Concernant la chasteté, l’évêque doit « soutenir » et « encourager » les prêtres, qui, « appelés par la grâce divine, ont librement assumé l’engagement du célibat pour le Royaume des cieux, se rappelant à lui-même et leur rappelant les motifs évangéliques et spirituels de ce choix, plus important que jamais pour le service du peuple de Dieu ». « Pour l’Église et pour le monde d’aujourd’hui, précise le pape, « le témoignage de l’amour chaste constitue, d’un côté, une sorte de thérapie spirituelle pour l’humanité et, de l’autre, une contestation de l’idolâtrie de l’instinct sexuel ».
Silence d’évêques
C’est alors que Jean Paul II revient sur la situation des prêtres coupables de fautes graves en matière sexuelle, ces fautes – parfois couvertes par les évêques – ayant provoqué de graves scandales au sein de la société. « En cas de graves manquements et, plus encore, de délits qui portent atteinte au témoignage même de l’Évangile, spécialement du fait des ministres de l’Église, l’Évêque doit se montrer fort et décidé, juste et serein ». « Il est tenu, insiste le pape, d’intervenir rapidement, selon les normes canoniques établies, tant pour la correction et le bien spirituel du ministre sacré que pour la réparation du scandale et le rétablissement de la justice, comme aussi pour ce qui concerne la protection des victimes et l’aide à leur apporter. Par sa parole, par son action vigilante et paternelle, l’Évêque accomplit le devoir d’offrir au monde la vérité d’une Église sainte et chaste, dans ses ministres et dans ses fidèles ». Au chapitre 5, il insiste particulièrement sur le choix des candidats au sacerdoce. « La connaissance personnelle et approfondie des candidats au ministère presbytéral dans son Église particulière est un élément que l’Évêque ne peut jamais laisser de côté », souligne-t-il en insistant pour que l’évêque s’engage « à faire en sorte que dans les séminaires soient formées des personnalités matures et équilibrées, capables d’établir de solides relations humaines et pastorales, bien préparées sur le plan théologique, avec une forte vie spirituelle et aimant l’Église ».
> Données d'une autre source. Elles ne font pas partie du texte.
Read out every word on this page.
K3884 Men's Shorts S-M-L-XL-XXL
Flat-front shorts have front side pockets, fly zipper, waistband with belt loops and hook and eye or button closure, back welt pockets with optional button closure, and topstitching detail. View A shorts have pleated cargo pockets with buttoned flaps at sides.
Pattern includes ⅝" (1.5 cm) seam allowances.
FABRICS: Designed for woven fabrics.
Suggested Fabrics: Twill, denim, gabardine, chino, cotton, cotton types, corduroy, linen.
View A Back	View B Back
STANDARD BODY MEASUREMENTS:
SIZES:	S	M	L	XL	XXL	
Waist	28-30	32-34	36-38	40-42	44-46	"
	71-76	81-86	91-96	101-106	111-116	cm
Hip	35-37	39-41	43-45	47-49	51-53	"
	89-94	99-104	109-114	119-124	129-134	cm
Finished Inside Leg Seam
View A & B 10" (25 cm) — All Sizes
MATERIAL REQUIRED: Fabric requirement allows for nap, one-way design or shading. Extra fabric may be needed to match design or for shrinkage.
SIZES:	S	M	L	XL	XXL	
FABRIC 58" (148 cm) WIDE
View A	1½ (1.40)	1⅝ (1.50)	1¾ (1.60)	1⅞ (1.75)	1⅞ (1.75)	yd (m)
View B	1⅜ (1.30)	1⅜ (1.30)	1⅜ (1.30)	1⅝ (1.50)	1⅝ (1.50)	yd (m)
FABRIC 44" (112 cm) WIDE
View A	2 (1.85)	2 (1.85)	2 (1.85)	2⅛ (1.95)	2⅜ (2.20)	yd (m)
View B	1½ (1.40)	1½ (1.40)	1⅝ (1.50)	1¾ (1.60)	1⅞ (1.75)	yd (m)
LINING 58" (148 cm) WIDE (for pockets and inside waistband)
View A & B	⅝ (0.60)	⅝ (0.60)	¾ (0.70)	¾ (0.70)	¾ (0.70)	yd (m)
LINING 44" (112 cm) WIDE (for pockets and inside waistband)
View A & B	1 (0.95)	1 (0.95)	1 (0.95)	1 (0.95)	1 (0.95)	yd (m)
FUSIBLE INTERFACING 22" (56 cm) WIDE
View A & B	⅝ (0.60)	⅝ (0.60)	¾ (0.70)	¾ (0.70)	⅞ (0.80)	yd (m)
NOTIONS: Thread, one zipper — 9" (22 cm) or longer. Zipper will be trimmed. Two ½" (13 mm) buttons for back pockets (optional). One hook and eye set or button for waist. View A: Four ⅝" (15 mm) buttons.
Toujours dans le cadre du diocèse, Jean Paul II porte, dans le chapitre 4, un regard sur le soin que doivent apporter les évêques à la croissance de la famille. Pour cela, il insiste sur le fait de proposer à l’Eglise des familles comme témoins de la sainteté. « Pour faire apparaître le témoignage de la sainteté, j’exhorte donc mes frères évêques à recueillir et à mettre en lumière les signes de la sainteté et des vertus héroïques qui, aujourd’hui encore, se manifestent, spécialement en ce qui concerne les fidèles laïcs de leurs diocèses, notamment les époux chrétiens. Là où cela serait jugé vraiment opportun, je les encourage à promouvoir leurs procès de canonisation. Cela pourra être pour tous un signe d’espérance et, pour la marche du peuple de Dieu, une source d’encouragement dans leur témoignage, devant le monde, de la présence permanente de la grâce dans le tissu des réalités humaines ».
L’exercice de l’autorité
Concernant l’autorité de l’évêque sur son troupeau, le pape note qu’après « le Concile Vatican II, l’exercice de l’autorité dans l’Église s’est souvent révélé difficile. Même si certaines des difficultés les plus aiguës semblent maintenant surmontées, une telle situation dure encore. La question est donc de savoir comment le service nécessaire de l’autorité peut être mieux compris, mieux accepté et mieux rempli ». « L’exercice de l’autorité dans l’Église ne peut pas être conçu comme quelque chose d’impersonnel et de bureaucratique, souligne Jean Paul II, précisément parce qu’il s’agit d’une autorité qui vient du témoignage ». « L’évêque, précise-t-il encore, n’est pas seulement appelé à témoigner de la foi mais aussi à évaluer et à discipliner ses manifestations de la part des croyants confiés à sa sollicitude pastorale. En accomplissant cette tâche, il fera tout son possible pour susciter le consentement de ses fidèles, mais en fin de compte il devra savoir assumer la responsabilité des décisions qui apparaîtront nécessaires à sa conscience de Pasteur, préoccupé par-dessus tout du futur jugement de Dieu ».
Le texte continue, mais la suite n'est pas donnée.